By the finale, when All Saints Day is upon us and the zombie horde is supposed to arrive, The City of the Living Dead can barely muster a half dozen or so of the deceased. Unlike the remarkable closing shot of Zombi, which sees the Brooklyn Bridge covered in reanimated corpses (or an early sequence in the movie where the medical center is attacked by rioting fiends), Fulci suddenly shifts over into slasher film mode, offering his pizza dough minions in minor, slice and dice moments of death. Even underground, where Peter and Mary find the atmospheric remains of many of Dunwich’s damned, the accomplished mood can’t take up for the lack of action. Instead, we keep waiting for some serious abominations to occur. They never really arrive.
Still, by putting some of the most noxious scenes of human desecration ever onscreen, Fulci carves out a unique niche for The City of the Living Dead. It may not be his best film, but it’s definitely one of his most memorable. Luckily, Blue Underground has managed to get its hands on an unrated, fully restored copy of the film and the image is absolutely amazing. This is the best this movie has ever looked.

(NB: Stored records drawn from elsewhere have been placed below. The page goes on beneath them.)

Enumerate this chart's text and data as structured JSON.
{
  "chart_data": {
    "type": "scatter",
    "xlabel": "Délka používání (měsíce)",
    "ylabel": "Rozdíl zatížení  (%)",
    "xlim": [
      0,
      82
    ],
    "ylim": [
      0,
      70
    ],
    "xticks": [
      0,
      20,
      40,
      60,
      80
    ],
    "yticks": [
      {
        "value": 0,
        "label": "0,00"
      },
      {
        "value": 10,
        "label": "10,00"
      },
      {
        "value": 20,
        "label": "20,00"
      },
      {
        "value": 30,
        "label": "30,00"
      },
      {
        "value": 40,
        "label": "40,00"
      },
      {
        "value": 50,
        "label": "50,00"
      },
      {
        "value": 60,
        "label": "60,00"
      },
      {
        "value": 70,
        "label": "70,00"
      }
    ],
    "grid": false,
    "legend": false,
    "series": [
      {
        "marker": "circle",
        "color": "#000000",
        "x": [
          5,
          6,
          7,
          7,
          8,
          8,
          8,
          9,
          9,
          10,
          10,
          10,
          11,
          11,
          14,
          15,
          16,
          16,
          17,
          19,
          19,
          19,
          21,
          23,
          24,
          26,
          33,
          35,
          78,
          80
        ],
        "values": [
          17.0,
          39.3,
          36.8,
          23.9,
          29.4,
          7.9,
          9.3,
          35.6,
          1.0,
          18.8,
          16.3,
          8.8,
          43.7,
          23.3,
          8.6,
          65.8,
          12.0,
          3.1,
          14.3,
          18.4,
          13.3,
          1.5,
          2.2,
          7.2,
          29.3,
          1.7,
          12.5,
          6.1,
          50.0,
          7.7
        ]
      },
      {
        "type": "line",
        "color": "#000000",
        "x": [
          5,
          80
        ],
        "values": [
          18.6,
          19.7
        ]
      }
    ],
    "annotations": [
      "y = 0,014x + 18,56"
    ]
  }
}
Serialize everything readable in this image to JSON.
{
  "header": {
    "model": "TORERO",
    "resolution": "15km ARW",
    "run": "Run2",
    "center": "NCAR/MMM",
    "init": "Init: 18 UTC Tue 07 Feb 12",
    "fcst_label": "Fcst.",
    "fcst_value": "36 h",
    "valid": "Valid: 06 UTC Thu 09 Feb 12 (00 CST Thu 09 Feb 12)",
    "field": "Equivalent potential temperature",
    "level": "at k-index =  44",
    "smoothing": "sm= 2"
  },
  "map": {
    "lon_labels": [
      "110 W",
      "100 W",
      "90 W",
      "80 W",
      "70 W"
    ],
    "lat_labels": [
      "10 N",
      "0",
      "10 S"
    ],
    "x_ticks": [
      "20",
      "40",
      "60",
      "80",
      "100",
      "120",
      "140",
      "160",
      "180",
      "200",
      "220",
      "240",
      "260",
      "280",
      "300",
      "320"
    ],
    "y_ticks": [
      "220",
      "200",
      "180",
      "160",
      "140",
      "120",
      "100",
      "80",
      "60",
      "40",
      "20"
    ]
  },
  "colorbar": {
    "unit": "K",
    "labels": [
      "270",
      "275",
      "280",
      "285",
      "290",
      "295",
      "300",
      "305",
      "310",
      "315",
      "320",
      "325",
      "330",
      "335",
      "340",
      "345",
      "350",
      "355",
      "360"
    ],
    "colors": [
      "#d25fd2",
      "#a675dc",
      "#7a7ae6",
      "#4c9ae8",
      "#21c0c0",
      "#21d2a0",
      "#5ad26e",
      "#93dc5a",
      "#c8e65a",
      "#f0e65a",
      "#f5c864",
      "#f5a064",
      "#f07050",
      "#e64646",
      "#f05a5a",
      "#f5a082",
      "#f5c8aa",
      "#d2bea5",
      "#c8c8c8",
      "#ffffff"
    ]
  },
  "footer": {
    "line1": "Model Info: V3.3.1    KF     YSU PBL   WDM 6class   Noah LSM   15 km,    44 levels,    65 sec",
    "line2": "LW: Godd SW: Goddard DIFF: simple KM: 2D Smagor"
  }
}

One images the original release print didn’t come across as good as the 1.85:1, 1080p presentation. Sure, Fulci’s love of fog and wind do cause some visual concern (especially the former which gives the images an unnecessary level of softness). Still, the amount of detail is disturbing and Fulci’s affection for grainy night scenes is intact. As for extras, there’s a nice collection of interviews with cast and crew, a discussion of the director himself, and some various studio advertising material (trailers, poster art, etc.).
With a premise that promises more than the movie can ever deliver, The City of the Living Dead might be a disappointment to those hoping for an all out zombie holocaust. Instead, it’s really nothing more than a cinematic stepping stone in Lucio Fulci’s growth as the Godfather of Gore. Truthfully, this is one of those notorious “video nasties” that pales in comparison to recent examples of the sickening subgenre like the French films Inside or Martyrs. Still, for anyone who remembers those mischievous trips to the local Mom and Pop video store, hoping that the latest experiment in fright night offensiveness was waiting for your $2.50 rental fee, The City of the Living Dead will be a stomach turning treat. Those looking for true terror, however, may want to move “beyond” this particular Fulci film.